US 12,112,139 B2
	Vocabulary generation for neural machine translation
Jingjing Xu, Beijing (CN); Chun Gan, Beijing (CN); Hao Zhou, Beijing (CN); Lei Li, Beijing (CN); and Zaixiang Zheng, Beijing (CN)
Assigned to Beijing Youzhuju Network Technology Co. Ltd., Beijing (CN)
Filed by Beijing Youzhuju Network Technology Co. Ltd., Beijing (CN)
Filed on Nov. 24, 2021, as Appl. No. 17/535,365.
Prior Publication US 2023/0161977 A1, May 25, 2023
Int. Cl.
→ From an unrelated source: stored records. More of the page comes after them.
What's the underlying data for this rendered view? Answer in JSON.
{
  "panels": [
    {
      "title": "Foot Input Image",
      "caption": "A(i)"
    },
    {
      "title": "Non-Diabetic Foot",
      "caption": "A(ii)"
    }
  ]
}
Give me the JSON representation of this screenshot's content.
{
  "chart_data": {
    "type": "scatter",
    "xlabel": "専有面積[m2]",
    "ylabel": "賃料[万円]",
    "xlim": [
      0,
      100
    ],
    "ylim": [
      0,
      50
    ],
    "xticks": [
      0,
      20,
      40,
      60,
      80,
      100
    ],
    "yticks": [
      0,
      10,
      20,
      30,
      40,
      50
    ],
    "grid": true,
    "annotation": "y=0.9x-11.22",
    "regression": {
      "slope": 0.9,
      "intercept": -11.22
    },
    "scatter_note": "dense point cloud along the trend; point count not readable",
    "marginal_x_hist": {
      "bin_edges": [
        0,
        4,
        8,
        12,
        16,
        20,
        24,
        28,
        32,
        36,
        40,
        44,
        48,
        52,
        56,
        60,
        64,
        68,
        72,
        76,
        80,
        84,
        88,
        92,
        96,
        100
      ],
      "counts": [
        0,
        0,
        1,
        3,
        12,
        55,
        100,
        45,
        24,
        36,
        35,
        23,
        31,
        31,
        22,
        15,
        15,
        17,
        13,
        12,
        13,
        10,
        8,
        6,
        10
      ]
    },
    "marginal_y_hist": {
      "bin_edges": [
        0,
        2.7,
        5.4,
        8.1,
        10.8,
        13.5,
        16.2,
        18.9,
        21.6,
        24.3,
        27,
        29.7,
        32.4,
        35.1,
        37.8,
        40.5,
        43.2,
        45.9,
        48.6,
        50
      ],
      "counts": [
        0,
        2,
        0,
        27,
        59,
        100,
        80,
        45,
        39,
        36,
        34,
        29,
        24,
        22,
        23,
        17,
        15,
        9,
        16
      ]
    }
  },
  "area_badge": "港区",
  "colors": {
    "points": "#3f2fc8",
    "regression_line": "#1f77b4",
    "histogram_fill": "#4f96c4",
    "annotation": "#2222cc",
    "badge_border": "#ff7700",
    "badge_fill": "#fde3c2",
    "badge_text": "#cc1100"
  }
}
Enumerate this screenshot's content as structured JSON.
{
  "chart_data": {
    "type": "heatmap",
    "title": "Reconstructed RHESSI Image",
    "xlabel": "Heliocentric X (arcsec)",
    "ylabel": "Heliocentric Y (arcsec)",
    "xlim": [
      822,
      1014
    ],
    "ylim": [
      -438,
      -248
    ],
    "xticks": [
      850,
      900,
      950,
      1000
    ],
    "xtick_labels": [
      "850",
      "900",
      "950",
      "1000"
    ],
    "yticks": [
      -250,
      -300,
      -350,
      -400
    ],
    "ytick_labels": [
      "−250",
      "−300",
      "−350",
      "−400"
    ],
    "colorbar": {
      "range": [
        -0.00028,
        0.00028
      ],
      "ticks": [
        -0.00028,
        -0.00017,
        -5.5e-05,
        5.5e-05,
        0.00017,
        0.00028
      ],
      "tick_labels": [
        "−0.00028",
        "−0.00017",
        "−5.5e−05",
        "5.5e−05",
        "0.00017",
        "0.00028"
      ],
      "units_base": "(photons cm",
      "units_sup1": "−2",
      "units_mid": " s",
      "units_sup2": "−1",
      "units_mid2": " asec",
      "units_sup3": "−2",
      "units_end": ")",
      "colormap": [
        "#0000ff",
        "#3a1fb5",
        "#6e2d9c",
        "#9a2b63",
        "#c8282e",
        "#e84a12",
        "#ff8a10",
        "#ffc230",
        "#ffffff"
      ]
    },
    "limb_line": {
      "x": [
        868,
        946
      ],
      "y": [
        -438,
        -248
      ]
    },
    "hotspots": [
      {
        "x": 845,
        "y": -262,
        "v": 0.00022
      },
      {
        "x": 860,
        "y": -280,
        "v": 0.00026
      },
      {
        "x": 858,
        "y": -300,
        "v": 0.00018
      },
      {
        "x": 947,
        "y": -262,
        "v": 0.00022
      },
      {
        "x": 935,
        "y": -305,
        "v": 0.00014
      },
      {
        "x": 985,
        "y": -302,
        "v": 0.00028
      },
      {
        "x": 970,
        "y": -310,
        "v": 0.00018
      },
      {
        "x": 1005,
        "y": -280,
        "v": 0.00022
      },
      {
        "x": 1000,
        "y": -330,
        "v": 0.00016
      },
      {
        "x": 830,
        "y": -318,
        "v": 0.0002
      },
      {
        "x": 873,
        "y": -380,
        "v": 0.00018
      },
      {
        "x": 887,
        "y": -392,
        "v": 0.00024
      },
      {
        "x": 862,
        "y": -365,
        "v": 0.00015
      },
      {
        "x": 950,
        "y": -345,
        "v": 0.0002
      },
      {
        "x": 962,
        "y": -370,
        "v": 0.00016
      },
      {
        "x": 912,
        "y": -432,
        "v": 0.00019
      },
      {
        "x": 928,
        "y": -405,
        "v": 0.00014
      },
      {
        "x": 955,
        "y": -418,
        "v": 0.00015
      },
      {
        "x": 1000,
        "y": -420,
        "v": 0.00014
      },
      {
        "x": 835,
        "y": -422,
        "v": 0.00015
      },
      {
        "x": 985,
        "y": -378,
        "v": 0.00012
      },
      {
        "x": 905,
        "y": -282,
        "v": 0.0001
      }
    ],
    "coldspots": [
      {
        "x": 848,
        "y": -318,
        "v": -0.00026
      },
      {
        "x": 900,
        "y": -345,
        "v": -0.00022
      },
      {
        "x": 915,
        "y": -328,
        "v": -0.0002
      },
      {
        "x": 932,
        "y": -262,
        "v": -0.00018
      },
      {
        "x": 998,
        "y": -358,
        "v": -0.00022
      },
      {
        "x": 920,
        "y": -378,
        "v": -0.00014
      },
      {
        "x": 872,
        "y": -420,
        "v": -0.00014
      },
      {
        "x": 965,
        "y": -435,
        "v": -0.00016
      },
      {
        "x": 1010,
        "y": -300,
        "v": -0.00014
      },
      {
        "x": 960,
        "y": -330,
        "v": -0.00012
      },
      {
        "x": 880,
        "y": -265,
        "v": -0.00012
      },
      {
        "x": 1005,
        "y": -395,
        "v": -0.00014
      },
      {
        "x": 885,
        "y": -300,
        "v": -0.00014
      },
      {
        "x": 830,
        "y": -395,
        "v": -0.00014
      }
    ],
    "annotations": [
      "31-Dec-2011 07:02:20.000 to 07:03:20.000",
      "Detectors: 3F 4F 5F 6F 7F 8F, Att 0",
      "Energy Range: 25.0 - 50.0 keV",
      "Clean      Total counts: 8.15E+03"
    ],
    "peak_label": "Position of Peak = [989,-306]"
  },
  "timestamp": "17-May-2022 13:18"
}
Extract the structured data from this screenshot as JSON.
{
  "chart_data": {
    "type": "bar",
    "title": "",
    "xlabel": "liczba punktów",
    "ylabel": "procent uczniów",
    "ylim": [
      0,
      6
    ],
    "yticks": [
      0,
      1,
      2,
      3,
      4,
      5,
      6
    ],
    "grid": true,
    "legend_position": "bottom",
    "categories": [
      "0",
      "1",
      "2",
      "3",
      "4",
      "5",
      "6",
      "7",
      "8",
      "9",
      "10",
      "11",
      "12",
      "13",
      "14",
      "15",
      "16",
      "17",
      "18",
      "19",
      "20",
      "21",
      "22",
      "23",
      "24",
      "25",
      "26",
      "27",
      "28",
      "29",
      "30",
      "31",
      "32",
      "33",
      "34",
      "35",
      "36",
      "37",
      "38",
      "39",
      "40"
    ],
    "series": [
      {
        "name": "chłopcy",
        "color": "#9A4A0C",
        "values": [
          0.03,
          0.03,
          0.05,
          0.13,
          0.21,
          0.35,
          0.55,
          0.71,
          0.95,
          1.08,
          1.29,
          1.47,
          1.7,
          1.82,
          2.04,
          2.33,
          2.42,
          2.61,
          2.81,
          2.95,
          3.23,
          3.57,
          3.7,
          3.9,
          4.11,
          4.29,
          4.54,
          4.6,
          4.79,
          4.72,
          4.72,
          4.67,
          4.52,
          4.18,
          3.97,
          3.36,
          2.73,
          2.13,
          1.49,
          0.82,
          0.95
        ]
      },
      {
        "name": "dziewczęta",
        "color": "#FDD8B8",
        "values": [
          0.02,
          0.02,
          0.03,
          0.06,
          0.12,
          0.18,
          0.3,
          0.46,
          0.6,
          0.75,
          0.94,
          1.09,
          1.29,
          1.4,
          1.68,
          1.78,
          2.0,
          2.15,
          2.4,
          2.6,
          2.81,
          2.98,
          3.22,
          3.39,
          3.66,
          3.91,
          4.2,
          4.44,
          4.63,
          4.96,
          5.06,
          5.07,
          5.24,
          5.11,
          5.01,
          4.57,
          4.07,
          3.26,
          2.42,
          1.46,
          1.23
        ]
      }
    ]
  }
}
G06F 40/58 (2020.01); G06F 40/237 (2020.01); G06F 40/284 (2020.01)

CPC G06F 40/58 (2020.01) [G06F 40/237 (2020.01); G06F 40/284 (2020.01)]

18 Claims

1. A method for generating a destination vocabulary by a machine learning model, comprising:

inputting a sequence of token candidates and data indicative of a training corpus into the machine learning model, the sequence of token candidates generated based on a source vocabulary, and the training corpus comprising texts in at least one language;

generating a group of candidate vocabularies at a plurality of timesteps by the machine learning model, the machine learning model is configured to generate optimal vocabularies with a computational efficiency by balancing a corpus entropy and a vocabulary size, wherein a size of a candidate vocabulary in the group of candidate vocabularies is different from a size of the source vocabulary;

computing a group of marginal scores corresponding to the group of candidate vocabularies, respectively, wherein a marginal score in the group of marginal scores corresponding to a candidate vocabulary in the group of candidate vocabularies is computed based on a corpus entropy of the candidate vocabulary and a size of the candidate vocabulary, wherein computing the marginal score comprises computing a negative derivation of the corpus entropy to the size of the candidate vocabulary, and wherein the computing a negative derivation of the corpus entropy to the size of the candidate vocabulary further comprises:

computing an entropy difference between the corpus entropy and a previous corpus entropy of a previous vocabulary, and

computing the negative derivation based on the entropy difference and a predefined step length; and

selecting the destination vocabulary from the group of candidate vocabularies based on the group of marginal scores.